I thought I knew things once upon a time when life was simple, when the hardest thing I had to do with my day was think of creative writing prompts or figure out how to host a coffee house in the school cafeteria. I thought I knew how to outrun sadness, how to bottle up my grief and put it on the highest, darkest shelf, how to be “together” and “collected.” I thought that was what it meant to be an adult. I thought if I talked about my losses, I would invite more losses. I thought being emotional was a weakness. No one ever sat me down and explained to me that it doesn’t work that way, that I can pretend Bad Things never, ever happen every minute of every day of my life, and Bad Things will still happen–or not. Turning away from grief–our own or someone else’s–does not protect us from more grief. It only makes the next inevitable grief even heavier somehow. I don’t know if any of this crossed your mind when you wrote and wrote and wrote, again and again, about your pain, your bottomless ache, your girl. Your Georgia. I don’t know if you were running headlong into your grief, or if you just needed the world to hear her name as much as you needed to say it: Georgia, Georgia, Georgia. I don’t know. I do know it caused a shift in me, that in the instant I sat in my bathroom floor and read your very first post, you became the teacher, and I your terribly ill-prepared, late-to-class, fumbling-in-the-dark student.

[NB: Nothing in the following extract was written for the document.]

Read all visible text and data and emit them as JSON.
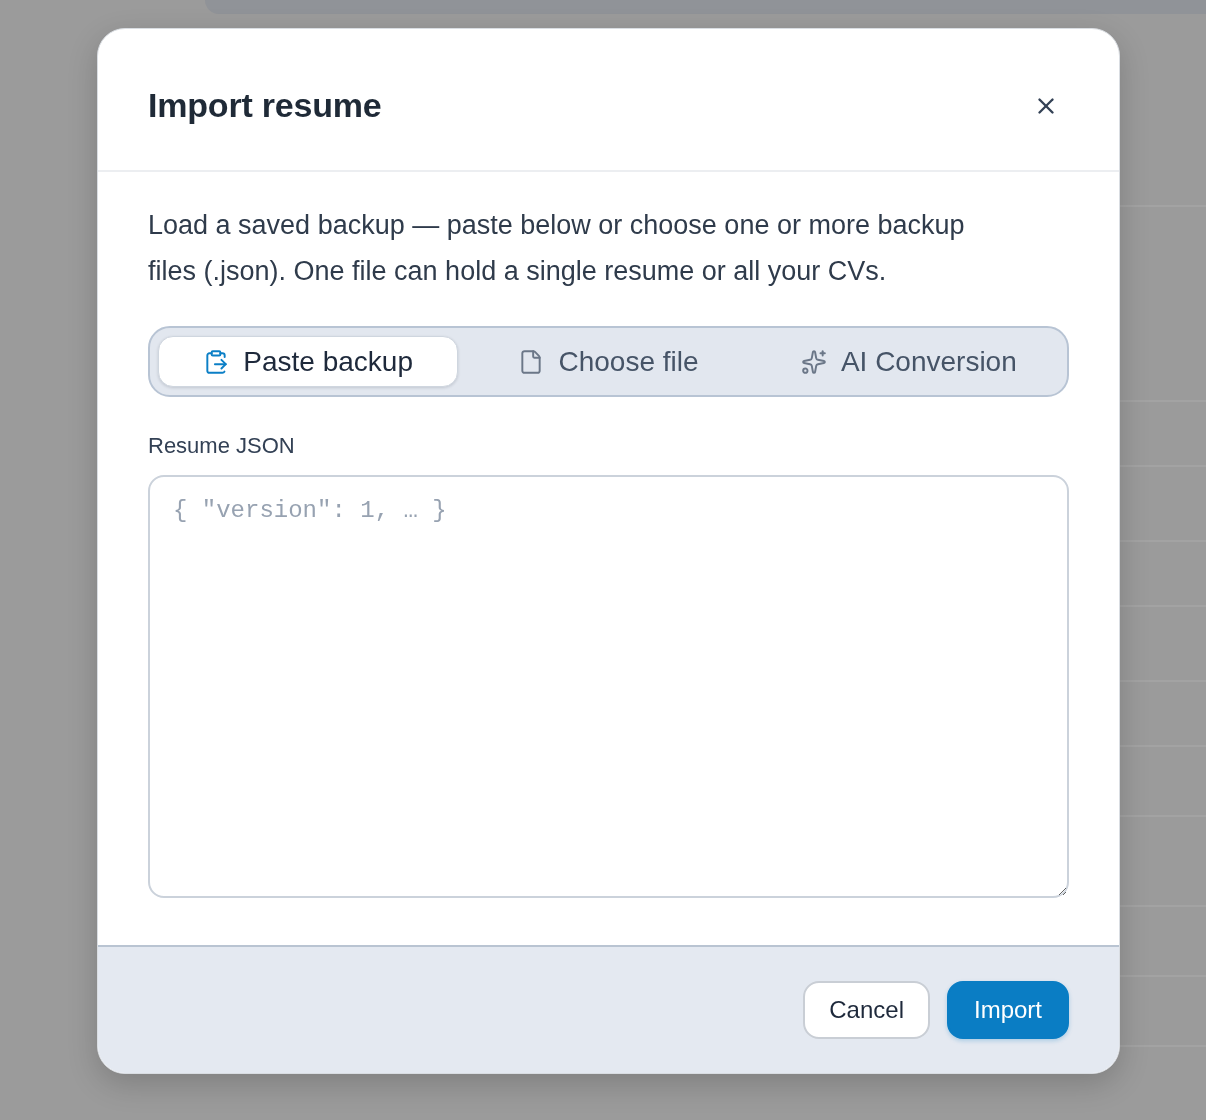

Another thing no one ever warned me about: sometimes your students will become your teachers. But that is the moral of this story: we cannot be prepared for most things. We just have to keep getting up every day, keep allowing ourselves to be changed and schooled by whatever the Universe decides our teacher will be–a piece of paper hand delivered to your front door, a phone call too late at night, a beautiful little life extinguished. A dark haired creative writing student-turned-friend in the most difficult season of her existence. Teachers are everywhere. We just have to find them, to run straight for them, no matter how full of pain and sadness they are–or we are. We have to hope we have the nerve to raise our hands, to speak up, to say something, anything, when life calls on us and invites us into each other stories. We have to keep showing up for each other. We have to remind ourselves that this is a class we’re enrolled in for life.
I’m sorry I showed up so late. I got here as fast as I could.